Ce même jour, le préfet régional Maurice Sabatier réquisitionne six gendarmes pour surveiller le camp de Mérignac jusqu'au 26 août à 18 heures.
Par contre, une simple « note de service » indique que 60 gendarmes et un officier escorteront les déportés. « Les circonstances dans lesquelles on se mouvait à l'époque expliquent surement ce fait » répond, évasif, Maurice Papon. Le président ne cache pas son étonnement : « Je pense que quand la décision de récupérer les enfants a été connue, on a du en parler, discuter, échanger des informations, quelqu'un a du trancher. Il peut en rester des traces ».
Une autre note -« interne à l'Intendance de police », selon Maurice Papon- précise le départ du convoi, le 26 août à 20 h 20, et son arrivée au Bourget le lendemain à 8 heures du matin, d'où les déportés doivent être conduits à Drancy. Il est inscrit, à la fin, qu'il y aura « autant de policiers français que d'évasion ». « Celà témoigne de la continuité des injonctions allemandes » remarque Maurice Papon. « Les menaces ont-elles été mises à exécution ? » interroge le président. « Je n'en ai pas le souvenir » répond l'accusé. Une personne s'est, en effet, évadée du convoi.
Le 26 août, Maurice Papon écrit à Leguay que « les décisions de libération appartiennent aux autorités supérieures des SS à Paris » et auront lieu à Drancy. « On croyait que le gouvernement français allait obtenir là-bas ce qu'on n'arrivait pas à obtenir ici. Ce n'était ni un voeu pieu, ni une croyance absolue,mais une tentative de se battre sur un autre terrain, à un autre niveau » explique Maurice Papon.

« Un seul incident »

Pierre Garat qui accompagne également le convoi à Drancy, adresse un rapport circonstacié au préfet régional, « sous couvert du secrétaire général ».
le chef du service des questions juives de la préfecture de la Gironde relate un « seul incident », l'évasion d'Irma Reinsberg qui est hospitalisée à Orléans. Le préfet régional de Bordeaux réclame, par télégramme, à son homologue d'Orléans que cette dame soit, dès sa sortie de l'hôpital, conduite à Drancy. « On peut s'interroger sur les actions de sauvetage de la préfecture » s'étonne le président. « C'est un fait que cette volonté n'était pas également répartie » hasarde Maurice Papon. Cette dame s'est évadée de l'hôpital d'Orélans le 1 er novembre.
Toujours dans son compte rendu, Pierre Garat indique que trois trains de 1000 personnes doivent partir chaque semaine de Drancy. De fait, sur une liste projetée sur les trois écrans de la salle d'audience, on peut voir qu'entre le 22 juillet et le 31 août 1942, 15 convois ont été formés à Drancy et 15 000 juifs ont été déportés à Auschwitz.
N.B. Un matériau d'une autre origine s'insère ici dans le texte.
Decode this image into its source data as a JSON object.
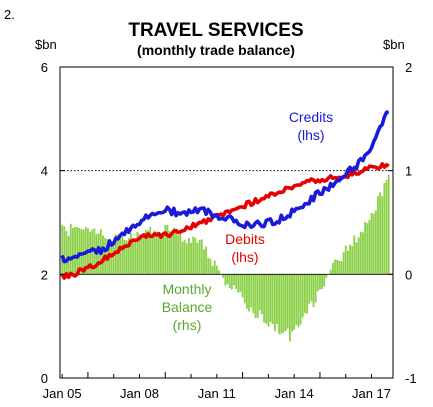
{
  "figure_number": "2.",
  "chart_data": {
    "type": "bar+line",
    "title": "TRAVEL SERVICES",
    "subtitle": "(monthly trade balance)",
    "left_axis": {
      "unit": "$bn",
      "ylim": [
        0,
        6
      ],
      "ticks": [
        0,
        2,
        4,
        6
      ]
    },
    "right_axis": {
      "unit": "$bn",
      "ylim": [
        -1,
        2
      ],
      "ticks": [
        -1,
        0,
        1,
        2
      ]
    },
    "x_ticks": [
      "Jan 05",
      "Jan 08",
      "Jan 11",
      "Jan 14",
      "Jan 17"
    ],
    "reference_line": {
      "axis": "left",
      "value": 4,
      "style": "dotted"
    },
    "colors": {
      "credits": "#1a1adb",
      "debits": "#e60000",
      "balance": "#8dd14a"
    },
    "series": [
      {
        "name": "Credits (lhs)",
        "label_lines": [
          "Credits",
          "(lhs)"
        ],
        "kind": "line",
        "axis": "left",
        "points": [
          [
            "2005-01",
            2.3
          ],
          [
            "2005-06",
            2.3
          ],
          [
            "2005-12",
            2.4
          ],
          [
            "2006-06",
            2.45
          ],
          [
            "2006-12",
            2.6
          ],
          [
            "2007-06",
            2.8
          ],
          [
            "2007-12",
            3.0
          ],
          [
            "2008-06",
            3.15
          ],
          [
            "2008-12",
            3.25
          ],
          [
            "2009-06",
            3.2
          ],
          [
            "2009-12",
            3.2
          ],
          [
            "2010-06",
            3.25
          ],
          [
            "2010-12",
            3.15
          ],
          [
            "2011-06",
            3.1
          ],
          [
            "2011-12",
            2.95
          ],
          [
            "2012-06",
            2.95
          ],
          [
            "2012-12",
            3.0
          ],
          [
            "2013-06",
            3.05
          ],
          [
            "2013-12",
            3.2
          ],
          [
            "2014-06",
            3.35
          ],
          [
            "2014-12",
            3.55
          ],
          [
            "2015-06",
            3.7
          ],
          [
            "2015-12",
            3.9
          ],
          [
            "2016-06",
            4.1
          ],
          [
            "2016-12",
            4.4
          ],
          [
            "2017-06",
            4.9
          ],
          [
            "2017-09",
            5.15
          ]
        ]
      },
      {
        "name": "Debits (lhs)",
        "label_lines": [
          "Debits",
          "(lhs)"
        ],
        "kind": "line",
        "axis": "left",
        "points": [
          [
            "2005-01",
            1.95
          ],
          [
            "2005-06",
            2.0
          ],
          [
            "2005-12",
            2.1
          ],
          [
            "2006-06",
            2.2
          ],
          [
            "2006-12",
            2.4
          ],
          [
            "2007-06",
            2.55
          ],
          [
            "2007-12",
            2.7
          ],
          [
            "2008-06",
            2.75
          ],
          [
            "2008-12",
            2.75
          ],
          [
            "2009-06",
            2.8
          ],
          [
            "2009-12",
            2.9
          ],
          [
            "2010-06",
            3.0
          ],
          [
            "2010-12",
            3.1
          ],
          [
            "2011-06",
            3.2
          ],
          [
            "2011-12",
            3.3
          ],
          [
            "2012-06",
            3.4
          ],
          [
            "2012-12",
            3.5
          ],
          [
            "2013-06",
            3.6
          ],
          [
            "2013-12",
            3.7
          ],
          [
            "2014-06",
            3.8
          ],
          [
            "2014-12",
            3.8
          ],
          [
            "2015-06",
            3.85
          ],
          [
            "2015-12",
            3.9
          ],
          [
            "2016-06",
            3.95
          ],
          [
            "2016-12",
            4.05
          ],
          [
            "2017-06",
            4.1
          ],
          [
            "2017-09",
            4.1
          ]
        ]
      },
      {
        "name": "Monthly Balance (rhs)",
        "label_lines": [
          "Monthly",
          "Balance",
          "(rhs)"
        ],
        "kind": "bar",
        "axis": "right",
        "points": [
          [
            "2005-01",
            0.43
          ],
          [
            "2005-06",
            0.43
          ],
          [
            "2005-12",
            0.42
          ],
          [
            "2006-06",
            0.4
          ],
          [
            "2006-12",
            0.32
          ],
          [
            "2007-06",
            0.35
          ],
          [
            "2007-12",
            0.38
          ],
          [
            "2008-06",
            0.4
          ],
          [
            "2008-12",
            0.45
          ],
          [
            "2009-06",
            0.4
          ],
          [
            "2009-12",
            0.35
          ],
          [
            "2010-06",
            0.3
          ],
          [
            "2010-12",
            0.1
          ],
          [
            "2011-06",
            -0.1
          ],
          [
            "2011-12",
            -0.2
          ],
          [
            "2012-06",
            -0.35
          ],
          [
            "2012-12",
            -0.45
          ],
          [
            "2013-06",
            -0.55
          ],
          [
            "2013-12",
            -0.6
          ],
          [
            "2014-06",
            -0.4
          ],
          [
            "2014-12",
            -0.2
          ],
          [
            "2015-06",
            0.05
          ],
          [
            "2015-12",
            0.2
          ],
          [
            "2016-06",
            0.35
          ],
          [
            "2016-12",
            0.5
          ],
          [
            "2017-06",
            0.8
          ],
          [
            "2017-09",
            1.0
          ]
        ]
      }
    ]
  }
}
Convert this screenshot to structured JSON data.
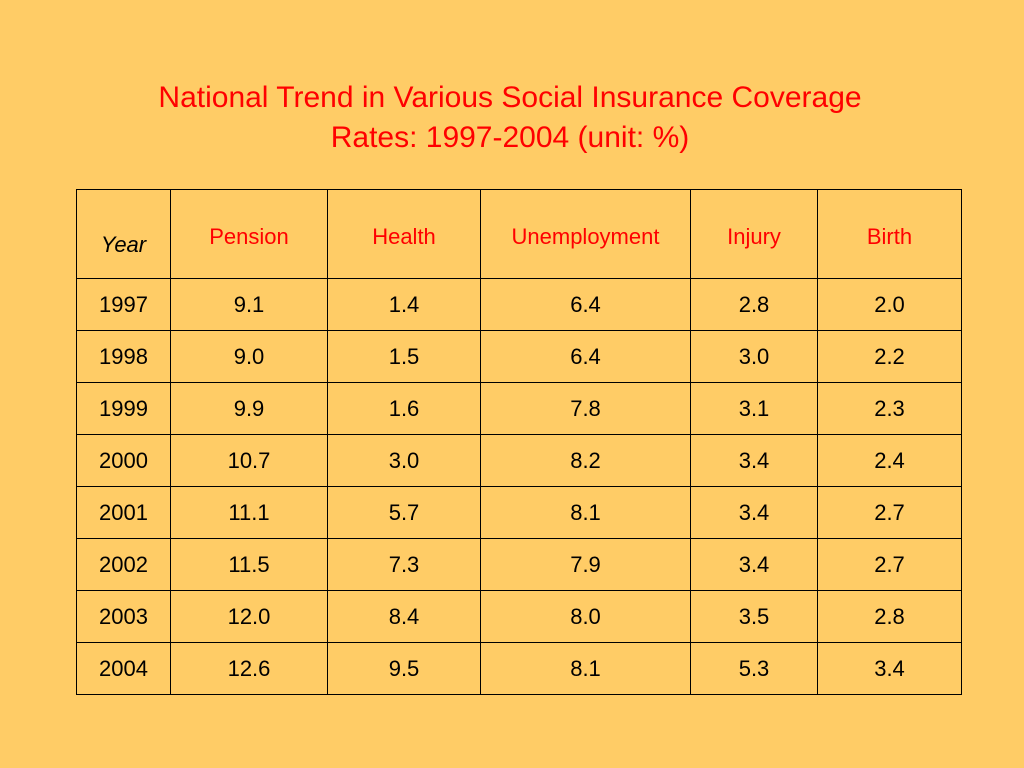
{
  "title": {
    "line1": "National Trend in Various Social Insurance Coverage",
    "line2": "Rates: 1997-2004 (unit: %)"
  },
  "colors": {
    "background": "#FFCC66",
    "title": "#FF0000",
    "header_text": "#FF0000",
    "body_text": "#000000"
  },
  "table": {
    "headers": [
      "Year",
      "Pension",
      "Health",
      "Unemployment",
      "Injury",
      "Birth"
    ],
    "rows": [
      [
        "1997",
        "9.1",
        "1.4",
        "6.4",
        "2.8",
        "2.0"
      ],
      [
        "1998",
        "9.0",
        "1.5",
        "6.4",
        "3.0",
        "2.2"
      ],
      [
        "1999",
        "9.9",
        "1.6",
        "7.8",
        "3.1",
        "2.3"
      ],
      [
        "2000",
        "10.7",
        "3.0",
        "8.2",
        "3.4",
        "2.4"
      ],
      [
        "2001",
        "11.1",
        "5.7",
        "8.1",
        "3.4",
        "2.7"
      ],
      [
        "2002",
        "11.5",
        "7.3",
        "7.9",
        "3.4",
        "2.7"
      ],
      [
        "2003",
        "12.0",
        "8.4",
        "8.0",
        "3.5",
        "2.8"
      ],
      [
        "2004",
        "12.6",
        "9.5",
        "8.1",
        "5.3",
        "3.4"
      ]
    ]
  }
}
Il indique encore que « le triage » des Français et des conjoints d'Aryens ne peut pas avoir lieu si les déportés arrivent à Drancy la veille d'un départ de convoi (les départs sont prévus les lundi, mercredi et jeudi), qu'il ne faut pas trop s'attarder sur les juifs étrangers sous peine de les voir remplacer par des français, et qu'enfin les juifs déportés le 18 juillet ne seront pas rapatriés. Et pour cause, ils ont déjà été exterminés à Auschwitz.
« Vos commentaires ? » interroge le président. « C'est un compte rendu qui ne laisse guère d'illusions sur l'intention coupable et sur leur entreprise criminelle » convient, d'une petite voix, Maurice Papon.
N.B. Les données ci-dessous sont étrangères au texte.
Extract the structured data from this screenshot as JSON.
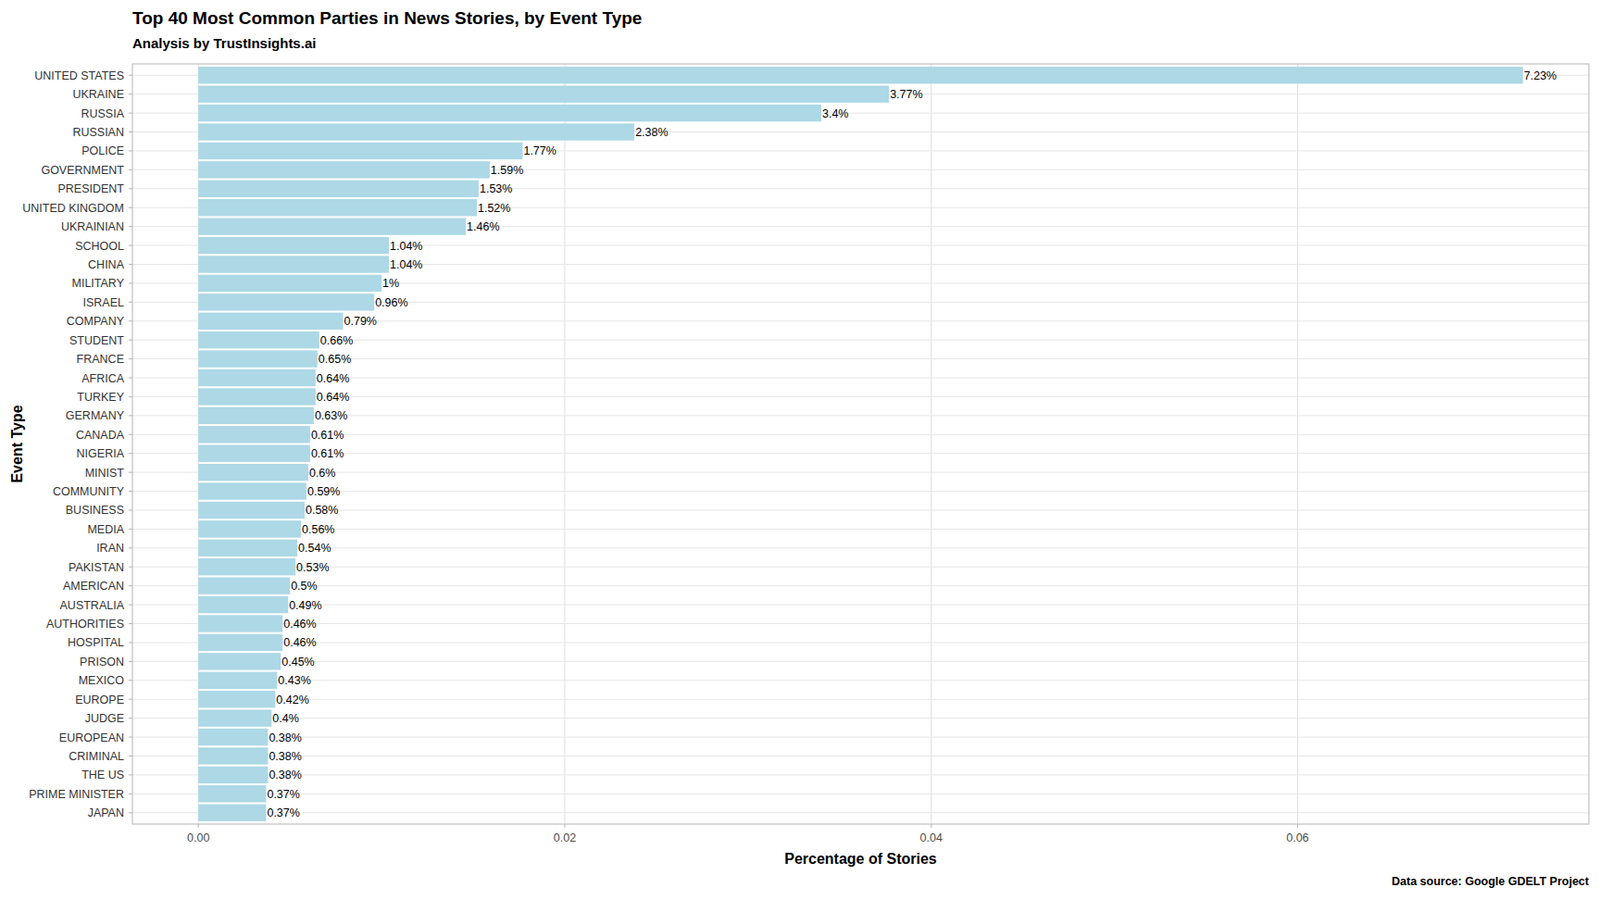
{
  "chart_data": {
    "type": "bar",
    "orientation": "horizontal",
    "title": "Top 40 Most Common Parties in News Stories, by Event Type",
    "subtitle": "Analysis by TrustInsights.ai",
    "x_label": "Percentage of Stories",
    "y_label": "Event Type",
    "caption": "Data source: Google GDELT Project",
    "categories": [
      "UNITED STATES",
      "UKRAINE",
      "RUSSIA",
      "RUSSIAN",
      "POLICE",
      "GOVERNMENT",
      "PRESIDENT",
      "UNITED KINGDOM",
      "UKRAINIAN",
      "SCHOOL",
      "CHINA",
      "MILITARY",
      "ISRAEL",
      "COMPANY",
      "STUDENT",
      "FRANCE",
      "AFRICA",
      "TURKEY",
      "GERMANY",
      "CANADA",
      "NIGERIA",
      "MINIST",
      "COMMUNITY",
      "BUSINESS",
      "MEDIA",
      "IRAN",
      "PAKISTAN",
      "AMERICAN",
      "AUSTRALIA",
      "AUTHORITIES",
      "HOSPITAL",
      "PRISON",
      "MEXICO",
      "EUROPE",
      "JUDGE",
      "EUROPEAN",
      "CRIMINAL",
      "THE US",
      "PRIME MINISTER",
      "JAPAN"
    ],
    "values": [
      0.0723,
      0.0377,
      0.034,
      0.0238,
      0.0177,
      0.0159,
      0.0153,
      0.0152,
      0.0146,
      0.0104,
      0.0104,
      0.01,
      0.0096,
      0.0079,
      0.0066,
      0.0065,
      0.0064,
      0.0064,
      0.0063,
      0.0061,
      0.0061,
      0.006,
      0.0059,
      0.0058,
      0.0056,
      0.0054,
      0.0053,
      0.005,
      0.0049,
      0.0046,
      0.0046,
      0.0045,
      0.0043,
      0.0042,
      0.004,
      0.0038,
      0.0038,
      0.0038,
      0.0037,
      0.0037
    ],
    "value_labels": [
      "7.23%",
      "3.77%",
      "3.4%",
      "2.38%",
      "1.77%",
      "1.59%",
      "1.53%",
      "1.52%",
      "1.46%",
      "1.04%",
      "1.04%",
      "1%",
      "0.96%",
      "0.79%",
      "0.66%",
      "0.65%",
      "0.64%",
      "0.64%",
      "0.63%",
      "0.61%",
      "0.61%",
      "0.6%",
      "0.59%",
      "0.58%",
      "0.56%",
      "0.54%",
      "0.53%",
      "0.5%",
      "0.49%",
      "0.46%",
      "0.46%",
      "0.45%",
      "0.43%",
      "0.42%",
      "0.4%",
      "0.38%",
      "0.38%",
      "0.38%",
      "0.37%",
      "0.37%"
    ],
    "color": "#add8e6",
    "xlim": [
      -0.0036,
      0.0759
    ],
    "xticks": [
      {
        "value": 0,
        "label": "0.00"
      },
      0.02,
      0.04,
      0.06
    ],
    "grid": true,
    "data_labels": true
  }
}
Le 27 août 1942, 444 déportés juifs (et non 443 comme sur le rapport de Garat), partis de Bordeaux la veille, arrivent à Drancy. Parmi ces 215 hommes et 230 femmes, il y a 13 enfants qui avaient été « sauvés » en juillet lors de l'arrestation de leurs parents, et confiés à des familles d'accueil, dont Nelly et Rachel Stopnicky, 5 et 2 ans, Jeanne et Henri Plevinski, 4 et 9 ans, Ida et Jacques Junger, 7 et 3 ans. Leurs familles se sont constituées parties civiles en leur nom.
« Vous êtes accusé de complicité d'arrestation (pour ces six enfants), de complicité de séquestration, d'assassinat et de tentative d'assassinat (sur Maurice Benifla et Jules Jacob) » résume le président.
« Je répudie naturellement toutes ces accusations et j'attends qu'on m'apporte les preuves de ma responsabilité » réplique Maurice Papon qui sera interrogé, à la reprise des débats, par le procureur général Henri Desclaux.
Le procès reprend le lundi 5 janvier 1998 à 13 h 30.